Mützenich klärt die Schuldfrage
Auch er habe Versäumnisse und Fehler zu bekennen, sagt Mützenich, ohne diese zu benennen. "Und gleichzeitig möchte ich aber auch die Freiheit nutzen, zu sagen, dass ich manchmal irritiert bin über die eine oder den anderen, die der Öffentlichkeit sagen, eigentlich haben sie alles schon gewusst." Das müsse man denen nicht glauben.
"Wenn man Versäumnisse und Fehler korrigiert," - welche das sind, lässt Mützenich erneut offen - "dann möchte ich als Sozialdemokrat eins auch hier bekennen: Die Entspannungspolitik trägt nicht die Verantwortung für den Überfall russischer Streitkräfte auf die Ukraine. Dies hat alleine Präsident Putin zu verantworten und ich hoffe, dass er irgendwann auch zur Rechenschaft gezogen wird." Die sehr wohl auch von egoistischen Wirtschaftsmotiven geprägte Russland-Politik Deutschlands vor und nach der Krim-Annexion 2014 als "Entspannungspolitik" zu titulieren, wäre schon vor dem 24. Februar 2022 mutig gewesen. Heute, ein Jahr später, ist die Wortwahl wohl Ausdruck von Mützenichs tiefer Verletztheit über die Kritik an seiner SPD und ihrer Mitverantwortung dafür, dass Putin glaubte, den Krieg führen zu können.
Doch nicht nur die Selbstbezichtigungen anderer Politiker und mediale SPD-Schelte findet Mützenich unangemessen, sondern auch den Umgang mit der eigenen Person. Der Kölner erinnert an seine Bundestagsrede von Ende März, als er dem Plenarsaal eine Weltkarte präsentierte, um zu untermalen, dass mit China und Indien die beiden bevölkerungsreichsten Länder einer UN-Resolution gegen Russlands Angriffskrieg nicht zugestimmt hatten. "Hier muss auch die Diplomatie versuchen, Wege zu diesen Staaten zu finden", erklärt Mützenich im Otto-Wels-Saal seine damalige Intention. Das sei "nicht zu verwechseln mit Verhandlungen mit Putin". Ihm gehe es darum, dass Diplomatie Brücken zu den aufstrebenden Weltmächten bauen müsse, damit einmal Verhandlungen stattfinden könnten. Genau das bezwecke auch Bundeskanzler Scholz mit seinen Reisen nach China und Indien.
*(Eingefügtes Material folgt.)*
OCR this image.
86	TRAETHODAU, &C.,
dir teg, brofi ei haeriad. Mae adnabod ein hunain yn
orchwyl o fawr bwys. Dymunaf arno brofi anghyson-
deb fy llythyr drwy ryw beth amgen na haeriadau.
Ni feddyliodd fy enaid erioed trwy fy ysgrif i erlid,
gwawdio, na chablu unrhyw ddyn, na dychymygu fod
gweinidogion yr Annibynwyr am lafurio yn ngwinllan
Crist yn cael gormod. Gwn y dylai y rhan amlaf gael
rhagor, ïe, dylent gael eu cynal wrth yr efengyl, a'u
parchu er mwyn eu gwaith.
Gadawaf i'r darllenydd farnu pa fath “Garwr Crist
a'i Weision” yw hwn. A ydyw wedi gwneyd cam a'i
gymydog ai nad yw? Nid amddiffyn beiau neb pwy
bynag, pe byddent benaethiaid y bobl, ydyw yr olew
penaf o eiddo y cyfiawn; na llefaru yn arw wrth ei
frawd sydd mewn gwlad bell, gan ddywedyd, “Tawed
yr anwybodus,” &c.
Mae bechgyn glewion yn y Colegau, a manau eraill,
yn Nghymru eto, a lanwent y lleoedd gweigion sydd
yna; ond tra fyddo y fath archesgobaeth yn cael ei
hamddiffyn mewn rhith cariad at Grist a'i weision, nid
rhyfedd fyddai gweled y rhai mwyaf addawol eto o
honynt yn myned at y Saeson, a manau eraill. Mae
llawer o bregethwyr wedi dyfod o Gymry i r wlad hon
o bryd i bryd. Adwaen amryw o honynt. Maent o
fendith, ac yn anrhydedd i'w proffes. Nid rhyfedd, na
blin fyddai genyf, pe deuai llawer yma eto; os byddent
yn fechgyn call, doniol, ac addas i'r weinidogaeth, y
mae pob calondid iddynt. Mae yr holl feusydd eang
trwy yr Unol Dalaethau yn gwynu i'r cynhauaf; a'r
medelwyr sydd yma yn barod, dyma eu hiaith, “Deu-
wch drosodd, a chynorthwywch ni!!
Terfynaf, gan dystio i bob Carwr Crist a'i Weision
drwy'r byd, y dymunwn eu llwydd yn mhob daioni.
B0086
Stegner sieht sich im Recht
Masalas mimische Reaktionen auf Mützenichs Rede bleiben dem Publikum hinter ihm verborgen, weil der Politikwissenschaftler in der ersten Reihe sitzt. Er geht während der Panel-Diskussion nicht auf den SPD-Fraktionsvorsitzenden ein, genauso wenig wie auf die Spitzen Ralf Stegners. "Ich habe zu denen gehört, die das in den letzten Tagen differenziert kommentiert haben", sagt Stegner über Chinas von Russland abgelehnten Friedensplan. Andere Experten und Politiker hatten Pekings Ankündigung von Beginn an skeptisch gesehen. Stegner sieht sich nun nach Putins Abfuhr in seiner Einschätzung bestätigt, dass auch China Interesse an einem Ende des Krieges habe.
Über kognitive Umwege bringt Stegner zudem eine Breitseite gegen Marie-Agnes Strack-Zimmermann unter. Die FDP-Politikerin bildet mit ihren vehementen Rufen nach Waffen für die Ukraine innerhalb der Regierungsfraktionen den Gegenpol zu Stegner. Der sagt nun: "Ich befürchte, dass Putin nicht mal Interviews der Vorsitzenden des Verteidigungsauschusses des Deutschen Bundestags liest." Auch Stegner lobt Scholz' China-Visite, die im Herbst von den Koalitionspartnern Grüne und FDP kritisch gesehen wurde. "Ich wünschte mir, dass das nicht verlacht wird. Manche reden nur noch darüber, dass das militärisch entschieden wird", sagt Stegner. Der vielfache Widerspruch, der ihm wegen seiner Rufe nach mehr Friedensdiplomatie begegnet ist, hat auch bei Stegner offenkundig Spuren hinterlassen.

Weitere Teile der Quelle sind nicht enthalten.